Now, all of this is going to sound a little hypocritical coming from someone who is currently waiting for a referral from China, but...

Even though we will, in all likelihood, have a child at the end of this neverending referral wait, this statement bugs me big time. Because it isn't alway true. It seems to say, "Just have faith, keep trying, there is an option that will work for you, there WILL be a happy ending" and you know what? Doesn't always happen.

We were there. In that place where there are no options left. And it really, really sucked. We had exhausted all of our possibilities with IF treatment (financially, not medically) and we'd achieved exactly one m/c. Insurance covered nothing, not even what little treatment we did, and we just plain didn't have the money to go any further. Needless to say, we also didn't have the money for an adoption, which we were both willing to pursue. I was on the verge of starting therapy (which we also couldn't really afford) because I had no idea how to come to terms with the idea of never having a child. It was just devasting. More so, maybe, because it was not a situation of my choosing. I didn't want to stop trying to have a child, that decision was made for me by circumstances beyond my control. And if this adoption (made financially possible, in part, by a death in the family) should fall through, if China should for some reason deem us unacceptable (which they've been doing more of lately) we'll be right back there, in the sucky place.

Lollipop Goldstein said...

Andee--I don't think there is an easy answer. And that's why Domar's statement is so terrible. Because it automatically assumes that the couple is on the same page. And not everyone is on the same page. With when to start or stop treatments, with how they feel about adoption or third-party reproduction. And I'm not even sure what is the norm--is the average couple on the same page or is one person usually the one who is willing to continue?

I'm sorry--and I know how much secondary IF sucks. There is a great James song that goes: now I've swung back down again / it's worse than it was before / if I hadn't seen such riches / I could live with being poor. And that's how it sometimes feels. Not to get all "poor me" because every single angle of IF sucks. Whether it's primary or secondary--how can you convince your heart that it doesn't want something when the need to have children is so primal, so coded into our DNA?

tbonegrl said...

I hear you. I love how Domar assumes everyone has all the means necessary to eventually be parents...not to mention the finances it takes after rounds of ART and then the cost of adopting. Emotionally, IF drains your bank SO much.

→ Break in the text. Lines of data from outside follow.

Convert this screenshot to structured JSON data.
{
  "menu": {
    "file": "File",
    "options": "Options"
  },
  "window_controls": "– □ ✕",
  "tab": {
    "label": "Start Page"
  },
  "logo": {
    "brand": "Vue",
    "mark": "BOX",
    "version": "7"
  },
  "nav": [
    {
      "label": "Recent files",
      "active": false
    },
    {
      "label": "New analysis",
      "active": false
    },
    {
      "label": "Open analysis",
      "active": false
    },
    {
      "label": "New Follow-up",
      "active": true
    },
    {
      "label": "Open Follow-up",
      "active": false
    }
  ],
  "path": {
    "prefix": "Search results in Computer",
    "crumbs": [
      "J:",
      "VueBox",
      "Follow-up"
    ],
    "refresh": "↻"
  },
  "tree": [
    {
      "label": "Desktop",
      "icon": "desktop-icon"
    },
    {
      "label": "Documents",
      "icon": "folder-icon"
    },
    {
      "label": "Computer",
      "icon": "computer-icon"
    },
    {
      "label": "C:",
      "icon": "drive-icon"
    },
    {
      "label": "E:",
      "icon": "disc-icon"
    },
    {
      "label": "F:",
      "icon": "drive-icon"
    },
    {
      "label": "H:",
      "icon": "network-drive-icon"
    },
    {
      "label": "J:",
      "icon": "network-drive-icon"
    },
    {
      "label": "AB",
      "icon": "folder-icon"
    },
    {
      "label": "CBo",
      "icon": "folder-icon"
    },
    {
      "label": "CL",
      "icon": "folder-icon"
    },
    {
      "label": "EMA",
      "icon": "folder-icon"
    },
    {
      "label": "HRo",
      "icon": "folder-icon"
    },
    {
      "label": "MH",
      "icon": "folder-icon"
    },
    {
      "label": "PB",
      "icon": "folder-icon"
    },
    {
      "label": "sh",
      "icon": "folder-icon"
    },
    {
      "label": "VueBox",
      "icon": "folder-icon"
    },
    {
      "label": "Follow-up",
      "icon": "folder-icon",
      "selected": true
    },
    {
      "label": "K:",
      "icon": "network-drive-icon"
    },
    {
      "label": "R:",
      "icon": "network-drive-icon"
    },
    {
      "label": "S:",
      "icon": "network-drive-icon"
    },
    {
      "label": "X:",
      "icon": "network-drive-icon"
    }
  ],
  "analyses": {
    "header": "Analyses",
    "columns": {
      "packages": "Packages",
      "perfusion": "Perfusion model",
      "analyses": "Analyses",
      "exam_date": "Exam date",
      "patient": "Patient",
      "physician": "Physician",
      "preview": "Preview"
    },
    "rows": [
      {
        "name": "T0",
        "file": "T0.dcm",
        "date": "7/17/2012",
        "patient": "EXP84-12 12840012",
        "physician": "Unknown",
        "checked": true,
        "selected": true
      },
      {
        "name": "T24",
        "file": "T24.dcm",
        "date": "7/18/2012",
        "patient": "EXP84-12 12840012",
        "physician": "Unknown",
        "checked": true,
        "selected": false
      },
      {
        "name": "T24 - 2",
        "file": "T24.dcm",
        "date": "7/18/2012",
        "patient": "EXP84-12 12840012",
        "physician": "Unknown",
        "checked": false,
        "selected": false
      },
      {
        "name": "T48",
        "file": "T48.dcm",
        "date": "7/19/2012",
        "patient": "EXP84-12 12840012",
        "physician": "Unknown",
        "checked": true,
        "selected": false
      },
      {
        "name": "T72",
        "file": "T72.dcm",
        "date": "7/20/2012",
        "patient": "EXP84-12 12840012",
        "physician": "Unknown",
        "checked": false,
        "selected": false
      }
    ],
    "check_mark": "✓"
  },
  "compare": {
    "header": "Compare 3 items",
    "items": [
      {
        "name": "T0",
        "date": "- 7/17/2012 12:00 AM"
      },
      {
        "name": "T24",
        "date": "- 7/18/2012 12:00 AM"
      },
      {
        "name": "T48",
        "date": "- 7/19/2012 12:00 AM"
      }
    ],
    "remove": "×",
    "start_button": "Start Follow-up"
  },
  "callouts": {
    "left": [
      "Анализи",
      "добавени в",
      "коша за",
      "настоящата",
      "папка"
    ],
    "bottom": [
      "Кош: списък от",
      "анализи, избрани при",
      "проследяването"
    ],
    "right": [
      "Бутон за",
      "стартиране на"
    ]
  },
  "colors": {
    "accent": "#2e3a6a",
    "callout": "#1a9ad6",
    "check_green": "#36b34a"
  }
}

I found Domar's book to be good for me as far as teaching myself meditation techniques. I appreciate that she stayed positive. But she should slao stay realistic.

Thalia said...

I think you are spot on. I was reading someone's blog yesterday where they were beating themselves up for not trying hard enough, because they don't want to try IVF. It's so hard for people to know what's right for them, it's a shame that much of the writing on infertility doesn't recognise that there is a stopping point for some of us.